Puis, est-ce que cette propagation sera seulement saisonnière ? Les analystes de McKinsey font remarquer que la saisonnalité n’empêche pas des animaux de transporter des coronavirus au gré des saisons. « Les humains ont été immunisés d’une telle chose jusqu’à maintenant, pour des raisons que la recherche scientifique n’a pas encore réussi à expliquer. »
Finalement, pendant combien de temps les personnes asymptomatiques peuvent-elles transporter le virus ? Combien de temps doivent-elles être incubées ? « Si le transfert asymptomatique du COVID-19 est un conducteur important de l’épidémie, des mesures de santé publique devront être prises. »
Une action concertée pour protéger l’économie
L’éclosion du COVID-19 a joué les trouble-fêtes sur les marchés boursiers, qui sont en dents de scie depuis quelques jours. Le réassureur Swiss Re, dans sa plus récente mise à jour économique, qualifie le tout de « choc soudain pour l’économie. »
Ses analystes s’attendent ainsi à ce que l’économie entre en récession pour une courte période de temps. L’évolution de la situation de santé publique pourrait les faire changer d’avis sur la gravité de la situation, précisent-ils toutefois.

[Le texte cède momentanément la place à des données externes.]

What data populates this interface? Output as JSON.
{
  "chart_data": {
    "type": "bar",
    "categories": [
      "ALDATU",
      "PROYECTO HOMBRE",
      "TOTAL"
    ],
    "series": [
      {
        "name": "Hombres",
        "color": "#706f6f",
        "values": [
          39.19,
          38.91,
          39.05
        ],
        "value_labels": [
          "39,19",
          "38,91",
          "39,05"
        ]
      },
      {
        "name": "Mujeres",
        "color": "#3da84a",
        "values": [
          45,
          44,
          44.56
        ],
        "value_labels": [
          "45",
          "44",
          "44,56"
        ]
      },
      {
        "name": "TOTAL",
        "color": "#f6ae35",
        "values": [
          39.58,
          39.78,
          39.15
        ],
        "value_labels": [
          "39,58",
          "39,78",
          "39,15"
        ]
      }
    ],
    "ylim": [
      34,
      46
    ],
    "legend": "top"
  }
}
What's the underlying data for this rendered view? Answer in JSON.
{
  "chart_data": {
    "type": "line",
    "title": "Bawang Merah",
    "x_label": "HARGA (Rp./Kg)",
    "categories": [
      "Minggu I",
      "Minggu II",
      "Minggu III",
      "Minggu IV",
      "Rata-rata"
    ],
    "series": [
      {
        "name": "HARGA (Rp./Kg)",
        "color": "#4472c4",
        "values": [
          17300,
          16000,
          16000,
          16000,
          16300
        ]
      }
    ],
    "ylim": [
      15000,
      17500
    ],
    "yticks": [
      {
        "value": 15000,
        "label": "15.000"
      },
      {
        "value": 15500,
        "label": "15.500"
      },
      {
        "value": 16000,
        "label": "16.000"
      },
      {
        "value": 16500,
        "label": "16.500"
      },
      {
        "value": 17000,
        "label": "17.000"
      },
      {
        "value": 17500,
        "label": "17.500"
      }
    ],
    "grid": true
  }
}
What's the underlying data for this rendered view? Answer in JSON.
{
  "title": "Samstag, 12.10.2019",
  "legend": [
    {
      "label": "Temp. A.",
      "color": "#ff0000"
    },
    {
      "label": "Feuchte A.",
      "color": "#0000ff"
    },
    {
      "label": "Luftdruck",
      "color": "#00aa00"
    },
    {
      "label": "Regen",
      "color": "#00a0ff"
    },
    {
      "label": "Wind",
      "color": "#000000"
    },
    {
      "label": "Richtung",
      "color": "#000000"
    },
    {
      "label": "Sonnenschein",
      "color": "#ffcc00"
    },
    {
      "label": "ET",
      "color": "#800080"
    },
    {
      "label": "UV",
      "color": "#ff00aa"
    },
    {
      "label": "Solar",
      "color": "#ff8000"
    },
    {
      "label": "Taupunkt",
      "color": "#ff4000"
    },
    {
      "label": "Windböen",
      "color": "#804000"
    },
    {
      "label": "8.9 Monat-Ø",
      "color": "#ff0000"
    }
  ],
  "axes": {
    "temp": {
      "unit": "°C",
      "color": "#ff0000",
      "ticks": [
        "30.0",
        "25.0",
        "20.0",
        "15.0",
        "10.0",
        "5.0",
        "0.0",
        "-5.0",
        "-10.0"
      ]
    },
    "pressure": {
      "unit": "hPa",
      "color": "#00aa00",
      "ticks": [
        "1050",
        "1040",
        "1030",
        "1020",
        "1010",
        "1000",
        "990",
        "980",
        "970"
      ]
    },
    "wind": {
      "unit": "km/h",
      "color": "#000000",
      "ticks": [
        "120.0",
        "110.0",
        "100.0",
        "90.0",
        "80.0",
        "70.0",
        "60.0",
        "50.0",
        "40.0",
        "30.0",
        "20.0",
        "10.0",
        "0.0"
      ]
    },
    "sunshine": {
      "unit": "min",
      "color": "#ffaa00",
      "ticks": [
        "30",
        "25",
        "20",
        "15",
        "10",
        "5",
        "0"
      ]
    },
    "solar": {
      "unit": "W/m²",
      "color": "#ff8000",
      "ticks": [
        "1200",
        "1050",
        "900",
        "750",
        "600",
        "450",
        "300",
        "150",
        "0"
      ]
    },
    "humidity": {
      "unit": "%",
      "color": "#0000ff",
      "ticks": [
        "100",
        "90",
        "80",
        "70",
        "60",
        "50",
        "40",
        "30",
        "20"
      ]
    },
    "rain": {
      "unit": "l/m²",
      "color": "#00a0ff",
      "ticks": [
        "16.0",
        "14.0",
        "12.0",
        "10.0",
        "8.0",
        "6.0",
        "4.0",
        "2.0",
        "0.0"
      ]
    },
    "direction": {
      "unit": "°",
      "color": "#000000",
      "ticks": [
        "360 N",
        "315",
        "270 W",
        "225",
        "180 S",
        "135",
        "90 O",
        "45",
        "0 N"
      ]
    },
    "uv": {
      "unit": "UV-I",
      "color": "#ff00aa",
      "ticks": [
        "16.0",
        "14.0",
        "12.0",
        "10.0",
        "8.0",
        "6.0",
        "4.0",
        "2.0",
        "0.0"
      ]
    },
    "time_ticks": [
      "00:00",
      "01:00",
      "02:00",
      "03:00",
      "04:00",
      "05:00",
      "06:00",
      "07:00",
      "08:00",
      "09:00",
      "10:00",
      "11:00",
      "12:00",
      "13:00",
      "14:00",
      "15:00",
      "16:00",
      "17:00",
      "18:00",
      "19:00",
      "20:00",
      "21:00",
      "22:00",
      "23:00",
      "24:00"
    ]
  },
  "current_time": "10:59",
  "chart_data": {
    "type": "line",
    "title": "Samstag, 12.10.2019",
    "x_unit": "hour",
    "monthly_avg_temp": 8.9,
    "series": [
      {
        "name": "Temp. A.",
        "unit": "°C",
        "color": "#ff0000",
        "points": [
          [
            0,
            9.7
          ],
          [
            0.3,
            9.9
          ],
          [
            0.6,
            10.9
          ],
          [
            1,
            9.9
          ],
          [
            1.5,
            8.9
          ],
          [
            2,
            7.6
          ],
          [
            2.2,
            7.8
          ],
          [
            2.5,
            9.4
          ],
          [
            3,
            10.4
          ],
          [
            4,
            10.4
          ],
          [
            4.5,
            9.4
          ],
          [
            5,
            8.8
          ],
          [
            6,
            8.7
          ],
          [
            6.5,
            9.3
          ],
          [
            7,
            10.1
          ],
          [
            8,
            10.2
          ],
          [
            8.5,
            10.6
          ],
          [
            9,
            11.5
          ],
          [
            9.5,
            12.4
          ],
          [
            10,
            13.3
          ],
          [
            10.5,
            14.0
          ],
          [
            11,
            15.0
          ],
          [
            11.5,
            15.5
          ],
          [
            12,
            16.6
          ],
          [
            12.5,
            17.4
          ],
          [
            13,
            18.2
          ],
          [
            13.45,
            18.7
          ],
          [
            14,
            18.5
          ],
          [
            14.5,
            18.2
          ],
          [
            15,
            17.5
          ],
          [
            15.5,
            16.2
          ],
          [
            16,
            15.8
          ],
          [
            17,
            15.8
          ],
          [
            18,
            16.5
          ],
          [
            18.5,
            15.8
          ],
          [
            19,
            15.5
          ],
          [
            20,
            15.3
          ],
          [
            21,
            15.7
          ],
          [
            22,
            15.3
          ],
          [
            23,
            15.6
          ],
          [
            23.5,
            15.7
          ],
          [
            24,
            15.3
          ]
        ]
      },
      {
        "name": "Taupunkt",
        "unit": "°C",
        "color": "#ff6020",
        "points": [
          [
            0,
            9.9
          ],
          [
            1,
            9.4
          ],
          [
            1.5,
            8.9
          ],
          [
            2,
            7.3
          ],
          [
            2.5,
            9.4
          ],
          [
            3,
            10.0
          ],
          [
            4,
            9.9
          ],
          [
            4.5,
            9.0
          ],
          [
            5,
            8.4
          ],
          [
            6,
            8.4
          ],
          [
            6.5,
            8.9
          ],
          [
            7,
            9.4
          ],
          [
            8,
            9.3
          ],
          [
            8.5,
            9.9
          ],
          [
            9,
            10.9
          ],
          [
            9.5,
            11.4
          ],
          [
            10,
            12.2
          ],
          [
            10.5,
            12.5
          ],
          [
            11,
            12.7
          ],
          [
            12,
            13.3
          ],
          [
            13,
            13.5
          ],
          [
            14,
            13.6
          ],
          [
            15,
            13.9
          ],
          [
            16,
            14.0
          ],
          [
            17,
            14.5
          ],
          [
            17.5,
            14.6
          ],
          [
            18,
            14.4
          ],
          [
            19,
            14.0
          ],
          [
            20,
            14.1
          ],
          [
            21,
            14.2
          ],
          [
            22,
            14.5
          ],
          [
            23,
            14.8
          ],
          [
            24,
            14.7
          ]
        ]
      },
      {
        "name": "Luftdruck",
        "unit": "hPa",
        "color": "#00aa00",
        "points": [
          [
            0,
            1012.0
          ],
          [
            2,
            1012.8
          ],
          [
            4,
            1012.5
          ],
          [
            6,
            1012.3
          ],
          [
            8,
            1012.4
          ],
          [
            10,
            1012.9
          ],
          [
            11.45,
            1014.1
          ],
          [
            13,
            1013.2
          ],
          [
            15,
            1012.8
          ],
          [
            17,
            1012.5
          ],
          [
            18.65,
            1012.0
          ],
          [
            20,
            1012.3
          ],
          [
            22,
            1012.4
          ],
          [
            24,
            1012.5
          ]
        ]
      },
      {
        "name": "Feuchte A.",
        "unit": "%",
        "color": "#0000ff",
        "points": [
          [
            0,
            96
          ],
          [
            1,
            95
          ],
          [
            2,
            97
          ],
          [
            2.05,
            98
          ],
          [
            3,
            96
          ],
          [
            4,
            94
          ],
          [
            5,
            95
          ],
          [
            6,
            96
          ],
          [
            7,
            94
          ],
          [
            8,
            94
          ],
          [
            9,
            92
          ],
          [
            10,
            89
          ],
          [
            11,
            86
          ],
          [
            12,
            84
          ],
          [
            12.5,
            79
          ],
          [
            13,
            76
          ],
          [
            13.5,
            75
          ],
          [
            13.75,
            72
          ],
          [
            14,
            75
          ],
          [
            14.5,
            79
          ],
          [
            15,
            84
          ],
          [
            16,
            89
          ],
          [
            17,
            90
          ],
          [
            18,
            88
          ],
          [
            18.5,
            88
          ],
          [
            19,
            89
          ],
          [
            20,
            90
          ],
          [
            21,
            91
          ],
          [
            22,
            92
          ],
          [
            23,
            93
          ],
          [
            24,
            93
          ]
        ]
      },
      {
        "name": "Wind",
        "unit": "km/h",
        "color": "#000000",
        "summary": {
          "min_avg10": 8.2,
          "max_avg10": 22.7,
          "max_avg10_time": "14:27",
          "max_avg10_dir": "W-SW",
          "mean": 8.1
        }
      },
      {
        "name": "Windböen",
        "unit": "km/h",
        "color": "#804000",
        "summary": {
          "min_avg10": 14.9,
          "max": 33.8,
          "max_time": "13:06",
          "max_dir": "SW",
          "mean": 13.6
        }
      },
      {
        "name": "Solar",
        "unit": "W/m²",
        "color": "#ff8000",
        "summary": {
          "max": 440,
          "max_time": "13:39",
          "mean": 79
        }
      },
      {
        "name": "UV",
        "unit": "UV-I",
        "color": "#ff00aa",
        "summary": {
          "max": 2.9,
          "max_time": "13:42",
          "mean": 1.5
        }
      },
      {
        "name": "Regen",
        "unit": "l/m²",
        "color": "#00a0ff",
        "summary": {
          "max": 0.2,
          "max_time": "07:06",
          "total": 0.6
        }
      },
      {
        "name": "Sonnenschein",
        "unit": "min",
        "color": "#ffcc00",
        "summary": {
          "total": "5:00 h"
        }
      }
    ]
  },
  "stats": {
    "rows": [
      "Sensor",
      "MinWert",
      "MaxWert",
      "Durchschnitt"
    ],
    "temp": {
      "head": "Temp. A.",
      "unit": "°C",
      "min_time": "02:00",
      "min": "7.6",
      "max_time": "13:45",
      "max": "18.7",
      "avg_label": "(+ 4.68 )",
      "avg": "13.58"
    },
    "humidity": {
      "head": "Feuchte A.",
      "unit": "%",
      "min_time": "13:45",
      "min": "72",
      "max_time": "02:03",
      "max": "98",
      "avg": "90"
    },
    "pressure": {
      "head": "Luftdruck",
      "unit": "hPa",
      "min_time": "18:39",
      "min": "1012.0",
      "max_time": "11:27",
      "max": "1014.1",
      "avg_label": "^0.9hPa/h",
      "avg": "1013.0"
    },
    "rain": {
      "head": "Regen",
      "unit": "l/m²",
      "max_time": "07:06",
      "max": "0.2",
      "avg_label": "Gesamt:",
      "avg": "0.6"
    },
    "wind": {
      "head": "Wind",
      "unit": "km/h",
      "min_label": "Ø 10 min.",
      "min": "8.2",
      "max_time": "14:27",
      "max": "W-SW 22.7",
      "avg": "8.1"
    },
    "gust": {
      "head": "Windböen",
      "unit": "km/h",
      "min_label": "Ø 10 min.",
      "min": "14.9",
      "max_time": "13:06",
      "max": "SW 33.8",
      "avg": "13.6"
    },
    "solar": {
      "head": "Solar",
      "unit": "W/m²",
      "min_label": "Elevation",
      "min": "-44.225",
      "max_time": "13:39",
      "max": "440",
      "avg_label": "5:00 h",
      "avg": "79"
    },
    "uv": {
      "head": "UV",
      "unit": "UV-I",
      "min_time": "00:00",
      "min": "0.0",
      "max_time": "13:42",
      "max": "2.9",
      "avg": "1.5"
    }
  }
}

« L’éclosion du coronavirus est un test de résilience macroéconomique, l’économie mondiale est moins résiliente aux chocs qu’elle ne l’était en 2007, vanta la crise boursière survenue un an plus tard. Certaines économies ont peu de marge de manœuvre depuis ce temps, en Europe notamment. Ce qui fait en sorte que les récessions que ces économies nationales vivent peuvent être deux fois plus longues que pour un pays qui équilibre mieux ses finances. Comme l’Europe est particulièrement touchée par la propagation de la COVID-19, c’est préoccupant. »
Le Canada est-il mieux protégé ? Le pays figure au deuxième rang du classement des pays de l’indice de résilience économique établi par le Swiss Re Institute et la London School of Economics Macroeconomic. Seule la Suisse précède le Canada. Au troisième rang y figurent les États-Unis.
Donc, que faire à partir de maintenant ? « Plus que jamais, une réponse monétaire concertée est essentielle vu la faible résilience de l’économie mondiale. Des mesures moins orthodoxes que de coutume devront possiblement être considérées, mais une croissance plus soutenue pourrait en découler. On ne s’attend pas à une reprise en V, soit une chute drastique suivie d’une hausse rapide et marquée », indiquent les analystes de Swiss Re.